Zarobić na polskim Internecie?

W Internet najpierw trzeba dużo zainwestować, aby móc się spodziewać zysków. I przyjdą one nieprędko. Choć firmy internetowe są na giełdach światowych wysoko wycenianie przez akcjonariuszy, to większość przynosi straty. I tak będzie jeszcze przez kilka lat.

W Internet najpierw trzeba dużo zainwestować, aby móc się spodziewać zysków. I przyjdą one nieprędko. Choć firmy internetowe są na giełdach światowych wysoko wycenianie przez akcjonariuszy, to większość przynosi straty. I tak będzie jeszcze przez kilka lat.

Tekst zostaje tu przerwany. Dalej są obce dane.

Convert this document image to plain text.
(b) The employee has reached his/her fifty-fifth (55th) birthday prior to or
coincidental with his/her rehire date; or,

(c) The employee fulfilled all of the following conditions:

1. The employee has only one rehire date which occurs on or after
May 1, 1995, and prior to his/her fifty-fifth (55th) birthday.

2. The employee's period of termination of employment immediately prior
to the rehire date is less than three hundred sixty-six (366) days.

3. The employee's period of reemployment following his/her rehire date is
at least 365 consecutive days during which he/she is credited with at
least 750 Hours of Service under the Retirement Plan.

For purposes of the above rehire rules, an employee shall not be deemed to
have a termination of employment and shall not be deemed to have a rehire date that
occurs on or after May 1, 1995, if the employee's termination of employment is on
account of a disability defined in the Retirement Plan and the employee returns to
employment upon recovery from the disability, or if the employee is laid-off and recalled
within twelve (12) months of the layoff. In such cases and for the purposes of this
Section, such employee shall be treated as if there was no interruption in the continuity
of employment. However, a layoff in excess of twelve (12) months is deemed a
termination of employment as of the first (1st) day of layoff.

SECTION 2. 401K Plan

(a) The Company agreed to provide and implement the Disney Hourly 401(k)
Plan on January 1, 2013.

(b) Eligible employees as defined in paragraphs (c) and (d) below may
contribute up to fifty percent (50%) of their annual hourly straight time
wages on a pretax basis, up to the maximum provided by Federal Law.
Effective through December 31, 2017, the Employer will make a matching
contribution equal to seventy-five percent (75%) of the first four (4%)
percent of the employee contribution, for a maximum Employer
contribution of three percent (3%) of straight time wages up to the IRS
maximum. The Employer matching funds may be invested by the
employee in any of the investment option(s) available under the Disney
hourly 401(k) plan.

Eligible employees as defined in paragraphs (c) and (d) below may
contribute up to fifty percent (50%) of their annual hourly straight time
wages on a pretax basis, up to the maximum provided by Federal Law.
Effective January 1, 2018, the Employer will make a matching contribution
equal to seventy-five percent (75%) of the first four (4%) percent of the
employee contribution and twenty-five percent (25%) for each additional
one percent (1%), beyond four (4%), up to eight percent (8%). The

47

W Polsce sytuacja jest o tyle specyficzna, że na warszawskiej Giełdzie Papierów Wartościowych nie są notowane firmy typowo internetowe. Mamy spółki informatyczne, których podmioty zależne działają w Internecie. I giełdowi gracze, chcąc nie chcąc, muszą kupować ich walory. Przy okazji ujawniają się pierwsze paradoksy Internetu na giełdzie: najwyżej inwestorzy wyceniają spółki mające portale internetowe, a przed nimi akurat jeszcze długa droga do zysków (głównie z reklamy i handlu internetowego). Drugi przykład postawy inwestorów dowodzi, jak magicznym słowem jest Internet. Otóż kilka spółek, do tej pory zajmujących się zupełnie inną działalnością, ogłosiło zmianę profilu działalności na internetowy i niemal z marszu stało się przebojem giełdy. Przy czym niemal w każdym przypadku były to deklaracje bez pokrycia. Niedawny przykład Chemiskóru pokazuje, że magia ta działa do dziś.

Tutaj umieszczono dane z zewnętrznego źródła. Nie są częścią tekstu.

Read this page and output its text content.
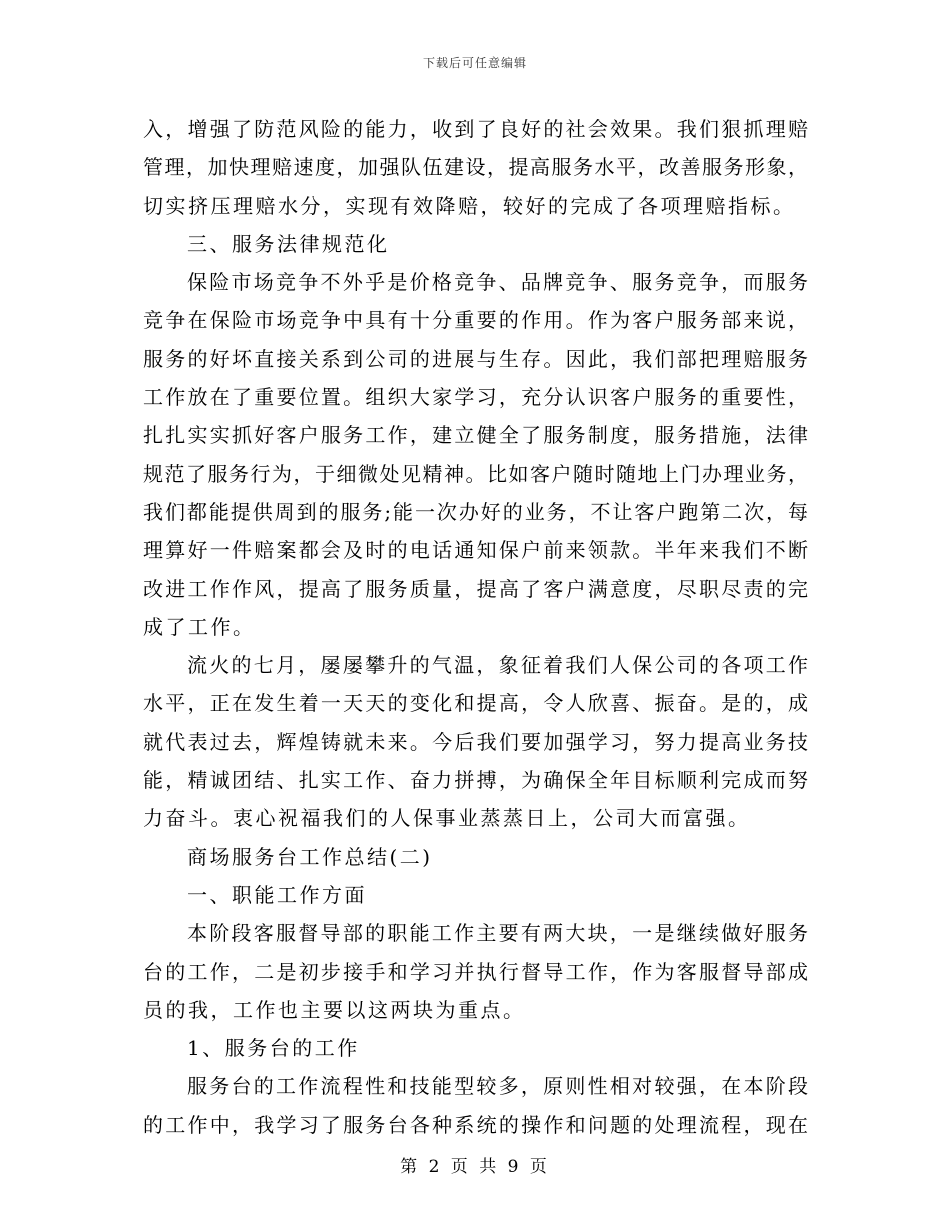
下载后可任意编辑
入，增强了防范风险的能力，收到了良好的社会效果。我们狠抓理赔
管理，加快理赔速度，加强队伍建设，提高服务水平，改善服务形象，
切实挤压理赔水分，实现有效降赔，较好的完成了各项理赔指标。
三、服务法律规范化
保险市场竞争不外乎是价格竞争、品牌竞争、服务竞争，而服务
竞争在保险市场竞争中具有十分重要的作用。作为客户服务部来说，
服务的好坏直接关系到公司的进展与生存。因此，我们部把理赔服务
工作放在了重要位置。组织大家学习，充分认识客户服务的重要性，
扎扎实实抓好客户服务工作，建立健全了服务制度，服务措施，法律
规范了服务行为，于细微处见精神。比如客户随时随地上门办理业务，
我们都能提供周到的服务;能一次办好的业务，不让客户跑第二次，每
理算好一件赔案都会及时的电话通知保户前来领款。半年来我们不断
改进工作作风，提高了服务质量，提高了客户满意度，尽职尽责的完
成了工作。
流火的七月，屡屡攀升的气温，象征着我们人保公司的各项工作
水平，正在发生着一天天的变化和提高，令人欣喜、振奋。是的，成
就代表过去，辉煌铸就未来。今后我们要加强学习，努力提高业务技
能，精诚团结、扎实工作、奋力拼搏，为确保全年目标顺利完成而努
力奋斗。衷心祝福我们的人保事业蒸蒸日上，公司大而富强。
商场服务台工作总结(二)
一、职能工作方面
本阶段客服督导部的职能工作主要有两大块，一是继续做好服务
台的工作，二是初步接手和学习并执行督导工作，作为客服督导部成
员的我，工作也主要以这两块为重点。
1、服务台的工作
服务台的工作流程性和技能型较多，原则性相对较强，在本阶段
的工作中，我学习了服务台各种系统的操作和问题的处理流程，现在
第 2 页 共 9 页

Rekordzistą pod względem wielkości zadeklarowanych inwestycji „w Internet” jest TP.Internet – spółka zależna od Telekomunikacji Polskiej, która chce przeznaczyć na ten cel 500 milionów zł. Generalnie inwestycje największych obracają się wokół sum: 200 milionów złotych (Prokom, Elektrim), 100 milionów dolarów (Softbank), 50 milionów dolarów (Optimus), czy 40 milionów dolarów (ComputerLand). Zarządy tych firm nie ukrywają, że nie liczą na zbyt prędki ich zwrot, natomiast głośno mówią, iż nakłady mogą się jeszcze zwiększyć. Ale trzeba pamiętać, że w większości są to spółki publiczne (z wyjątkiem TPI, ale na giełdzie notowana jest jej spółka-matka) i takie deklaracje mogą być składane „pod” inwestorów. Nikt raczej nie będzie tych firm z konkretnych sum rozliczał.